Guin: Yea, I started writing something and I’m also attached to direct a really mainstream romantic comedy that’s not lesbian. It’s a pretty classic story – boy meets girl - and it’s about a chick video game developer in a guy’s world. The script is great – it’s not just a boring formulaic romantic comedy. It’s really fresh with great dialogue – it was written by a first time screenwriter who currently writes for E-Online. I’m super excited because it’s being produced by Lynda Obst and she’s like the rom-com queen. She produced Sleepless in Seattle and How to Lose a Guy in 10 Days and she’s such a champion of women in film, she writes for the Atlantic Monthly and she’s just kind of the dream person to have producing your movie if it’s your first time doing a mainstream romantic comedy. That’s part of my game plan – get this movie made, prove that I can do big, mainstream stuff and then be like, “this is next. Now that I’ve proven myself, this is what I wanna do.” In the dream world you have all these famous actresses dying to get their street cred by playing lesbians in a big movie.
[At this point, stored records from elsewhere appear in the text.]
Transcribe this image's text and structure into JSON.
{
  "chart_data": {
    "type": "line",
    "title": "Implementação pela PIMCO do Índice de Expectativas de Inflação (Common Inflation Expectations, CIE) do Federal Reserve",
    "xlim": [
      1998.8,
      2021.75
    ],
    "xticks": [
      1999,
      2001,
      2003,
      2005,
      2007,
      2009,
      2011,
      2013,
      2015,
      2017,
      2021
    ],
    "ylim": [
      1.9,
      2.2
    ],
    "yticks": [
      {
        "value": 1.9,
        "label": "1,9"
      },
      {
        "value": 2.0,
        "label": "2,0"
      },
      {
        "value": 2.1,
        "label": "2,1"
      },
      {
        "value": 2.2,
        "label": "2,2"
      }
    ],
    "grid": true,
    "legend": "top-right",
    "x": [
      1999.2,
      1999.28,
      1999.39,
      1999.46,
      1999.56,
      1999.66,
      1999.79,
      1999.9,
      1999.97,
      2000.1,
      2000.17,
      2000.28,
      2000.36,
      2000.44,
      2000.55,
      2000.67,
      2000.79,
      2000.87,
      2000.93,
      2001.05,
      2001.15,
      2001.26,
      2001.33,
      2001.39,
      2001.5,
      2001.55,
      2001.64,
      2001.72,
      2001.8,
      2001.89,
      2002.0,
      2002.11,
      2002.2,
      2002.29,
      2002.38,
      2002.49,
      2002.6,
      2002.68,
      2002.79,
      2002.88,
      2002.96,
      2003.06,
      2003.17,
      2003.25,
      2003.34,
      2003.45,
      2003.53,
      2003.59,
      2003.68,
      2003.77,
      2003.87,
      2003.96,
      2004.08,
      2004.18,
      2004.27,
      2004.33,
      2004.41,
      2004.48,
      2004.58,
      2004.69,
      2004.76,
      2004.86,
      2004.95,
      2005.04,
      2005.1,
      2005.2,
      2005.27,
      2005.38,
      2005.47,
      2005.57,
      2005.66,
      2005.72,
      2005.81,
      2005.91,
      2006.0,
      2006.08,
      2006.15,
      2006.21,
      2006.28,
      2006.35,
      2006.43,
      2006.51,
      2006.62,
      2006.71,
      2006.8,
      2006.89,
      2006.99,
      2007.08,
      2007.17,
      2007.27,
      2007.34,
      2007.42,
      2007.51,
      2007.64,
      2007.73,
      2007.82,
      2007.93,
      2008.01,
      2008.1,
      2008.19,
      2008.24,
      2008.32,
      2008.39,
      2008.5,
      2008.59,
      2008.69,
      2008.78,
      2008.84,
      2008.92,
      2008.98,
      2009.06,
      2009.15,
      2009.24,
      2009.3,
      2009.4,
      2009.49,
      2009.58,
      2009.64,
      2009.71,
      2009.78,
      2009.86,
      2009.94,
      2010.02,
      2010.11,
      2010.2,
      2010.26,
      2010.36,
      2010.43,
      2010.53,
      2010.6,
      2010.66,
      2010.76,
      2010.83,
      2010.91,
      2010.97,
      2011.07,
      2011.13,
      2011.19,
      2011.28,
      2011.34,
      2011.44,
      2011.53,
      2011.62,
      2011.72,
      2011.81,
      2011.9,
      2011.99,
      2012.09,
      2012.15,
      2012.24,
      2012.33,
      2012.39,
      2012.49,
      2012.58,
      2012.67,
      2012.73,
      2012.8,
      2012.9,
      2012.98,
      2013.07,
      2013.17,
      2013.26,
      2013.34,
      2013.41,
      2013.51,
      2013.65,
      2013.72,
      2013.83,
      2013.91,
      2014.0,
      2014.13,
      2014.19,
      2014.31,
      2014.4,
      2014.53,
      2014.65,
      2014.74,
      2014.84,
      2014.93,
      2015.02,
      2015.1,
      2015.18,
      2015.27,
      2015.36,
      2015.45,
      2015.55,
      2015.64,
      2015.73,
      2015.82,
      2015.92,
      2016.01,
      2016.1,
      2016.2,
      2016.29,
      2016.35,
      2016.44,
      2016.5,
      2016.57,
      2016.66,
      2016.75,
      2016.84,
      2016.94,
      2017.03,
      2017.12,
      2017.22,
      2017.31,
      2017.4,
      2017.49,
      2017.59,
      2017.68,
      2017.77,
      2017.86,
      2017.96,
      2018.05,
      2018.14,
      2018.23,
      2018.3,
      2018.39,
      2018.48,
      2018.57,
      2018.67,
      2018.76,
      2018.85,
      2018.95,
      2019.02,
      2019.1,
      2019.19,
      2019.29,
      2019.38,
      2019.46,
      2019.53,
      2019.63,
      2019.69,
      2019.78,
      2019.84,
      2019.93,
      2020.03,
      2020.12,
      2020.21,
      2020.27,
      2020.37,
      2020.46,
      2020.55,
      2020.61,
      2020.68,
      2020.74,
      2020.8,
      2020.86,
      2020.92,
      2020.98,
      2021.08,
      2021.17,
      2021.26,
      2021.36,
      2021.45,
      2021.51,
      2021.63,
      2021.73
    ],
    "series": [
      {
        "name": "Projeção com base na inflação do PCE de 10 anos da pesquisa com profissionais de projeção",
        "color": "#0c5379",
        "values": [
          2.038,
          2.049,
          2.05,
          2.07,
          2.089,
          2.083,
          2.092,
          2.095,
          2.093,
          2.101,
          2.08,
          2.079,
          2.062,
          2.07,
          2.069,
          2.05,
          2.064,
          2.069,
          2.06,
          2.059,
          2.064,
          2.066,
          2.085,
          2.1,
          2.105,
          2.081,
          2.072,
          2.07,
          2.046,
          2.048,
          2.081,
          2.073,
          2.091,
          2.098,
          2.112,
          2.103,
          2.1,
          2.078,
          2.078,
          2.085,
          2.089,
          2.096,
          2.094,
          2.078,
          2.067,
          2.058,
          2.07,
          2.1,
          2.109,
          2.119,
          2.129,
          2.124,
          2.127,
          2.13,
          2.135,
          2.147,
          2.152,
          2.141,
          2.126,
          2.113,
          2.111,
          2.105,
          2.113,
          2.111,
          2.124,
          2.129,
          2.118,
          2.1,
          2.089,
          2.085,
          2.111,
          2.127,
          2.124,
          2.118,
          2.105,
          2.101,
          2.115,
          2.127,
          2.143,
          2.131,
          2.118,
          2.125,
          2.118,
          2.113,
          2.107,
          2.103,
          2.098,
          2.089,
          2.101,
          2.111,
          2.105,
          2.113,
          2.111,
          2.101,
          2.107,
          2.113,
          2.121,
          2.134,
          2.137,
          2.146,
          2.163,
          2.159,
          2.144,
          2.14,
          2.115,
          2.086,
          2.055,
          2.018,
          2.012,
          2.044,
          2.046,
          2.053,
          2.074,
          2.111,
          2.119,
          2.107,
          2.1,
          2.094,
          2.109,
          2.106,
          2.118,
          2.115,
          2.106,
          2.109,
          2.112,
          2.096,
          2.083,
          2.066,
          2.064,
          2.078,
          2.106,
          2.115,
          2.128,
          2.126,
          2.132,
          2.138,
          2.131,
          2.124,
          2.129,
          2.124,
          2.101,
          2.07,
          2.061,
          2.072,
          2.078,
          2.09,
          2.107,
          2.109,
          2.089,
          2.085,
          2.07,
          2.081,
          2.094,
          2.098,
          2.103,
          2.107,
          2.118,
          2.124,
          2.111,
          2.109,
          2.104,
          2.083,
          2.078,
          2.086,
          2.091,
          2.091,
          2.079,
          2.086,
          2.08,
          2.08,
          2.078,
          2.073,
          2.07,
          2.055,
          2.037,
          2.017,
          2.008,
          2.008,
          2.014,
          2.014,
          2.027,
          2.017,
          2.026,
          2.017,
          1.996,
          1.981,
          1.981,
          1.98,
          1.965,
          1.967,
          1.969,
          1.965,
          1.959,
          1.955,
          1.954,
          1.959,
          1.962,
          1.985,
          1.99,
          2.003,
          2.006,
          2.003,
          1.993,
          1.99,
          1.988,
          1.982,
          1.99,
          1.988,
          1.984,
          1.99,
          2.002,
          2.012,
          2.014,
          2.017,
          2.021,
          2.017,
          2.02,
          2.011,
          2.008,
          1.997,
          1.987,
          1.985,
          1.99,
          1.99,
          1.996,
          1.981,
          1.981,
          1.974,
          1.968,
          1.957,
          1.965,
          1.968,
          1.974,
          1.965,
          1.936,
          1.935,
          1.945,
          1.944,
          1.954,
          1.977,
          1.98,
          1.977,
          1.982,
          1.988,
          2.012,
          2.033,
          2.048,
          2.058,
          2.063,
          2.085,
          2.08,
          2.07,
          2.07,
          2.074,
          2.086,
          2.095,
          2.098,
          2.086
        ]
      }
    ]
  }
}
Jess: Anything else coming up aside from the directorial feature?
Guin: The feature film script I wrote, Breaking the Girl is finally supposed to start filming this fall with Jamie Babbit directing [But I'm A Cheerleader and director of every TV show ever]. I’m really happy with the script and I’m excited to work with Jamie again. It’s kind of a really fun thriller about sexuality and manipulation. It’s a total guilty pleasure movie, like Wild Things or Showgirls – trashy, big and over-the-top with tons of drama.